Apache Flink Stateful Streaming

Today, We will create simple Apache Flink stateful streaming word count application to show you up how powerful apis it has and easy to write stateful applications. Stream processing is one of the most important component of modern data driven application pipelines. There is a nice article here which is more about the use cases, stateful term definitions and business values of it. In this article I want to focus more on stateful scenario .

Flink Architecture

Flink Architecture Comparison with Traditional Pipelines

This picture shows really nice how its architecture differs from traditional application pipelines.

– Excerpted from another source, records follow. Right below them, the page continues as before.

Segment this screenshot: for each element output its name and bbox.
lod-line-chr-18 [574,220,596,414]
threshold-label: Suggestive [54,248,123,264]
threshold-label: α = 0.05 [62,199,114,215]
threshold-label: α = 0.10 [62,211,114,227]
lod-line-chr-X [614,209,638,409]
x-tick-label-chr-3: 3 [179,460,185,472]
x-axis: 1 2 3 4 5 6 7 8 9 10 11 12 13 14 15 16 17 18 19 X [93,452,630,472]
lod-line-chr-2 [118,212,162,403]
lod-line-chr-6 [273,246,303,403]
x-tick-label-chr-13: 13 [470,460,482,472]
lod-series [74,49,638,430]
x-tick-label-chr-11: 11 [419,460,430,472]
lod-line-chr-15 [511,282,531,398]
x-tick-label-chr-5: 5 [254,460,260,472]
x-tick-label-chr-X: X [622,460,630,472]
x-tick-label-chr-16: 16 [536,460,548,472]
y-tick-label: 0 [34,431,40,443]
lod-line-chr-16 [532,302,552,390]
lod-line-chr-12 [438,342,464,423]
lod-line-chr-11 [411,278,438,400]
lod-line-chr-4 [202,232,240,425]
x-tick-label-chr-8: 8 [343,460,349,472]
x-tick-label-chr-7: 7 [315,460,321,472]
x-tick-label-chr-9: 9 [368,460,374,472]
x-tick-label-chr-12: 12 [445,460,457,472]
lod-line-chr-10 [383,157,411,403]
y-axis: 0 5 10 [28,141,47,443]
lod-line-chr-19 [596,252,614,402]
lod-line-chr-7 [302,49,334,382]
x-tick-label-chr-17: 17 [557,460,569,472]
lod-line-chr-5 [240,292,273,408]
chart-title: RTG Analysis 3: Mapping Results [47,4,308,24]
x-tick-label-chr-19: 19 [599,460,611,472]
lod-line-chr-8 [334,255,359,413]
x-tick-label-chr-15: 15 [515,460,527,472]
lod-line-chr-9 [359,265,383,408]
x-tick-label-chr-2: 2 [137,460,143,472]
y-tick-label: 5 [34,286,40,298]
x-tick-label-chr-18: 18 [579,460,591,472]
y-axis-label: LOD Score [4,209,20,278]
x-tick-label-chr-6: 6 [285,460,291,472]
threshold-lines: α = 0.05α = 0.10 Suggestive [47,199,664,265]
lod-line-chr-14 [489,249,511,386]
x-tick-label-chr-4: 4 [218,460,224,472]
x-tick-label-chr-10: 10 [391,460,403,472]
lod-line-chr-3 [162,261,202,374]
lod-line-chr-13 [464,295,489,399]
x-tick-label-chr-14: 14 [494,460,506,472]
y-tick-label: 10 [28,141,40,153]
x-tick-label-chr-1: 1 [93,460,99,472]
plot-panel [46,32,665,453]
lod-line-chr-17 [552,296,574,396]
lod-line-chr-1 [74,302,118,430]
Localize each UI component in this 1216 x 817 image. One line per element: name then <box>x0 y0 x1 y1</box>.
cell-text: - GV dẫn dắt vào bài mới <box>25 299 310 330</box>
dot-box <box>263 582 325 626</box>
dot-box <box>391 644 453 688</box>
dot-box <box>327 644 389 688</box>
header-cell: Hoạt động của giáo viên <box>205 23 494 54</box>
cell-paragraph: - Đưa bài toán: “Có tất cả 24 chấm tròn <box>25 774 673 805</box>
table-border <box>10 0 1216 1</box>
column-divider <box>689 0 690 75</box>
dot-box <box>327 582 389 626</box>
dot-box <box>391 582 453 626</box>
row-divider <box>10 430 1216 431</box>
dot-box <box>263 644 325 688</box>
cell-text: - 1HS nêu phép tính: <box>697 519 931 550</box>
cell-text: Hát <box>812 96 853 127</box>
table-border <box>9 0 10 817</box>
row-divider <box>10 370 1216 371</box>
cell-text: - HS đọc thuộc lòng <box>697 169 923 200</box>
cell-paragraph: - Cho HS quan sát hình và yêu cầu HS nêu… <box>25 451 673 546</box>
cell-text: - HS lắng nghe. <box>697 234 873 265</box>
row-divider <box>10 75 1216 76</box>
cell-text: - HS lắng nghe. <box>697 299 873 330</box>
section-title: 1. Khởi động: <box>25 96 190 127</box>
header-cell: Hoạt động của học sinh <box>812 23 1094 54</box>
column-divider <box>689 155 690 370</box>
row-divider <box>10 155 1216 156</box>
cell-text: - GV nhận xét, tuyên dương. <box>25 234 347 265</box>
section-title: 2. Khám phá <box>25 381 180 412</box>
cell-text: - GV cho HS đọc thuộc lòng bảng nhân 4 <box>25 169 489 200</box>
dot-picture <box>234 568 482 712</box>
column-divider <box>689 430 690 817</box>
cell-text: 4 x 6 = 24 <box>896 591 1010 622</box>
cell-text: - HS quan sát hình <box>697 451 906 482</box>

There are not many examples to the Flink on the internet. That’s why I decided to write this article. Especially, for the stateful streaming part, tons of papers are around… Okay it’s enough for the intro, let’s get hands on dirty…

Sample Scenario

In this example, I will create word count stream analytics pipeline which has two inputs that are used for data ingestion and dynamic filtering. While one input ingests stream of words, the other sets the filtering criteria of the the pipeline dynamically. The input filter stream updates the current state in the co-process function where our logic is implemented. After joining two streams together, the co-process function applies filtering condition based on the state updated with the input filter stream. Afterwards, we’ll apply sliding window function that has 5 seconds size with 1 second sliding interval. The result of all this pipeline goes into one output sink which is tcp socket connection in our case.

Project Setup

You can set up Flink environment quickly by visiting this link.After you complete that step, we are ready to create our project. I’ll use maven quick start template

$mvn archetype:generate -DarchetypeGroupId=org.apache.flink \
-DarchetypeArtifactId=flink-quickstart-java \
-DarchetypeVersion=1.6.0 \
-DgroupId=com-streaming-example \
-DartifactId=com-streaming-example \
-Dversion=1.0 \
-Dpackage=com.sinanbir.example

After this step, our project basic structure will be ready for us.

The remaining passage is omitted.